[NLA] Celebrating 35 years of the AELS/USA

Thomas Sticht tsticht at znet.com
Tue Jun 18 21:34:58 EDT 2002


In his recent post Hal Beder said, "Let's stop thinking about adult
literacy as being Title II and let's consider what has to happen if the
whole system is to function well."
The system that Hal is referring to in New Jersey is depicted in an
attachment to his post and shows 23 funding streams from the federal
through the state governments and into providers of adult literacy and
basic education services, including school districts, community colleges,
CBOs, corrections and some others. As he notes, the WIA/AEFLA funs are
only a small part of the total of some $100 million the study he refers to
found for these literacy and basic education services in New Jersey.
As I looked over Hal’s chart I had a lot of empathy with (and sympathy
for) him and the others doing the study of the delivery system for adult
literacy and basic education in New Jersey. In 1989-90 I chaired the
California Workforce Literacy Task Force and in a report of November 1990
we identified some 13 federal/state programs with around $850 million that
delivered or could deliver adult literacy services. In 1990-91, California
got funding of some $11 million from the federal programs that is now the
WIA/Title 2 Adult Education and Family Literacy Act. So a lot more money
was being spent on adult literacy education beyond the state grants from
OVAE/DAEL.
In addition to the 13 programs we identified as adult funding streams,
other programs in early childhood also provided some funding for adult
literacy education but we could not in the time we had estimate how much
Head Start, compensatory education and such programs spent on delivering
adult literacy services. I noticed that these types of early childhood
programs are missing from Hal’s chart of the fund streams for adult
literacy and basic education, too.
So from the foregoing let me just make the point that I personally have
not been "thinking about adult literacy as being Title II", rather I have
focused upon the funding stream from the federal and state governments
that are joined in partnership through Title II (this is the Adult
Education and Family Literacy Act of 1998, Title 2 of the Workforce
Investment Act) to form a unique publicly funded education  system that in
2000, in the absence of an official name,  I named the Adult Education and
Literacy System of the United State of America (the AELS for short).
While recognizing the many other programmatic funding streams that
providers may tap to get funding for adult literacy education, and
recognizing the volunteer, charitable groups like the newly merged
LVA/Laubach organization, I have chosen to advocate not for "adult
literacy," because that seems too abstract to me, but rather for the
primary, publicly funded, taxpayer supported education system that has
developed  from the 1966 Adult Education Act and has as its explicit
mandate adult education and literacy development in all fifty states and
U. S. territories.
I don’t believe that a decision to focus upon one delivery system means
that governments (or individuals for that matter) should not be looking at
all of their programs that provide adult literacy and basic education, as
Hal reports New Jersey  has been doing, and as the group I chaired  in
California a dozen years ago did, with the aim of finding ways to more
effectively carry out the various missions that the programs have and to
improve the delivery system for adult education and literacy development.

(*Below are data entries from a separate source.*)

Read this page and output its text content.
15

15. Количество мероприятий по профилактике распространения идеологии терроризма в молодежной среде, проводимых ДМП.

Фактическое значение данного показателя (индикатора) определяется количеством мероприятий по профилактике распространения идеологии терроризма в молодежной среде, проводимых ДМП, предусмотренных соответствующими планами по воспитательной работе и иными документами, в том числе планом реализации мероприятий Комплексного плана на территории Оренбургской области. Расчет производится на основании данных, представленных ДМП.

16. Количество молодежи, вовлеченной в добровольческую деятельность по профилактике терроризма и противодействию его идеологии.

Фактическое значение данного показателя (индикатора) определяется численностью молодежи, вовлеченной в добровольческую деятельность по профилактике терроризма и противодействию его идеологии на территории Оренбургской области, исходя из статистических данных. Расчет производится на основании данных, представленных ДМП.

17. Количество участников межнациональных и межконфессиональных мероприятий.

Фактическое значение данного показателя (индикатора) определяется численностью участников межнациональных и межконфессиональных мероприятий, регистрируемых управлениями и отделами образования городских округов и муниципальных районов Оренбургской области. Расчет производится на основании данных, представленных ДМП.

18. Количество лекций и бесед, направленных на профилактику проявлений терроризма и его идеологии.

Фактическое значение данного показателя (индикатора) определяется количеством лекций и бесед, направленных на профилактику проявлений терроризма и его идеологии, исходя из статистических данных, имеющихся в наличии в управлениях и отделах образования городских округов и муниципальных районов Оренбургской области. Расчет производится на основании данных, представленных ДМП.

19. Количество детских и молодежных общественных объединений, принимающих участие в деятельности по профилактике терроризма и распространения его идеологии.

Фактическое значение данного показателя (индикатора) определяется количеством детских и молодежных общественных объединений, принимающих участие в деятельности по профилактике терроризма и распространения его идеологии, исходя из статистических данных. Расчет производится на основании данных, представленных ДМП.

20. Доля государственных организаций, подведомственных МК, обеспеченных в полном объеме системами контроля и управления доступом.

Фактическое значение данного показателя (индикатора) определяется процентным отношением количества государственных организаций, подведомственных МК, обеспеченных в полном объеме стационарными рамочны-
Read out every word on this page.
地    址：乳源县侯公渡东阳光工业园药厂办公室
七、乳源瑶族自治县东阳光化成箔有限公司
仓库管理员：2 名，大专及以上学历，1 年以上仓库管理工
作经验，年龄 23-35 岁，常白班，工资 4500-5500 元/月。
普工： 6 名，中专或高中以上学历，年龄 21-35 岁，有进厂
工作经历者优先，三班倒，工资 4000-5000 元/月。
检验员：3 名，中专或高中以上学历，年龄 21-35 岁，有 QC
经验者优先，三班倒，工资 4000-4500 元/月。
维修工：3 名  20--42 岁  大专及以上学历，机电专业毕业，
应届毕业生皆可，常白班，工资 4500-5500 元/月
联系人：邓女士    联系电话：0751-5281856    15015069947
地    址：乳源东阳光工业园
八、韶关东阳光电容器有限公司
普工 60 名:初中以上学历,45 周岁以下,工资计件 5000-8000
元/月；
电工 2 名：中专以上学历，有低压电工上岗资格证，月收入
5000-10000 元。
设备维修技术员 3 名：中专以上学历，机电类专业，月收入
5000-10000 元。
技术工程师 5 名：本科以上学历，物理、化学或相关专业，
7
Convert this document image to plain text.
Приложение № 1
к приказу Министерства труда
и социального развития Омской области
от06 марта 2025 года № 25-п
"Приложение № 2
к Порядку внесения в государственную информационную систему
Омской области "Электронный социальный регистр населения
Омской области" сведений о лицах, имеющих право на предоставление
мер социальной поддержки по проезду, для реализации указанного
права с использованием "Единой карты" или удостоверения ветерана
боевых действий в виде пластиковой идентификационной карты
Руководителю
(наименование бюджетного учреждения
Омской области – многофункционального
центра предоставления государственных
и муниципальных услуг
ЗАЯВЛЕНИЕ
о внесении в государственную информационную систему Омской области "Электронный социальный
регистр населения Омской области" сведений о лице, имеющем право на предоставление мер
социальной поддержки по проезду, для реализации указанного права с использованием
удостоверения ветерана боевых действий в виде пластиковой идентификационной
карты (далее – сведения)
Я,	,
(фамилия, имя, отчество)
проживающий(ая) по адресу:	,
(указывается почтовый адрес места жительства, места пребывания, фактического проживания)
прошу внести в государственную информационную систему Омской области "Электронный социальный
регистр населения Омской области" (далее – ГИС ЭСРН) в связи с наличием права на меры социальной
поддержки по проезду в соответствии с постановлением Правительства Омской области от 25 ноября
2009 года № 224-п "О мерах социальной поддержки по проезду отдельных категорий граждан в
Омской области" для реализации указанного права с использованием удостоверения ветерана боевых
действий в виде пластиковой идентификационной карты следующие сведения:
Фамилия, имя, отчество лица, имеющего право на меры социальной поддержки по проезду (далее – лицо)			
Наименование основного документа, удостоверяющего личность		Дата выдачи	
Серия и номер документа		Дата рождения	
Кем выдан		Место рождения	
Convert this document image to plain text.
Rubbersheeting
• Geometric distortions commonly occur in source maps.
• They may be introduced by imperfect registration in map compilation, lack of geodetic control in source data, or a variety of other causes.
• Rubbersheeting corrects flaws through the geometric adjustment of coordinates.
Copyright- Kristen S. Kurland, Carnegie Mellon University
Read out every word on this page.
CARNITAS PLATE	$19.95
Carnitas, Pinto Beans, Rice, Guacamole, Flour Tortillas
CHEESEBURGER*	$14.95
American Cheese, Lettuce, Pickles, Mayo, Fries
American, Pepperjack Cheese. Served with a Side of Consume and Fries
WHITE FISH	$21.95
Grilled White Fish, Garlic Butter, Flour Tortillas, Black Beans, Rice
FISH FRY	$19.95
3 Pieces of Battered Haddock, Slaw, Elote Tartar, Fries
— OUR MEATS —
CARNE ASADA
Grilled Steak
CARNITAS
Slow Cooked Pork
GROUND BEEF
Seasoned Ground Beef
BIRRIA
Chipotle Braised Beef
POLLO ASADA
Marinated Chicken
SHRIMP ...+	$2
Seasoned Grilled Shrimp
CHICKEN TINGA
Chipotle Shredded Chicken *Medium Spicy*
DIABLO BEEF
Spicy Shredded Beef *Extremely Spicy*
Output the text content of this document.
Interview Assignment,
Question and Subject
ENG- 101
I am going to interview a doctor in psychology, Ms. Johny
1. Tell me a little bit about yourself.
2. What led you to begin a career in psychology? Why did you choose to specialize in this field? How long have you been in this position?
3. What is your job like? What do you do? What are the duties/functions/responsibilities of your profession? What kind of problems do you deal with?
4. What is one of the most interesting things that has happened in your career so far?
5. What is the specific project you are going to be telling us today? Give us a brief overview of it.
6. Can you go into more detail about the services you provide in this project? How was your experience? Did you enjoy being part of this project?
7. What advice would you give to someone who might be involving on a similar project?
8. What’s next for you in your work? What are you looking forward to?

But with my limited resources of time, energy, and funds, it seems most
productive for me to focus upon advocating for improving and enlarging the
primary adult education and literacy development system in the United
States than to take on the task of trying to pull together some 23 streams
of  government programs with all their constituencies and political
backers. This is a daunting task that I will leave to others, like Hal.
This Saturday, June 22nd, I am celebrating 35 years of the Adult Education
and Literacy System (AELS) of the United States with the New Mexico
Coalition for Literacy in Las Cruces, New Mexico. I’m looking forward to
meeting David Godsted, Executive Director of the NMCL,  and  some others
of the NLA list members at that meeting.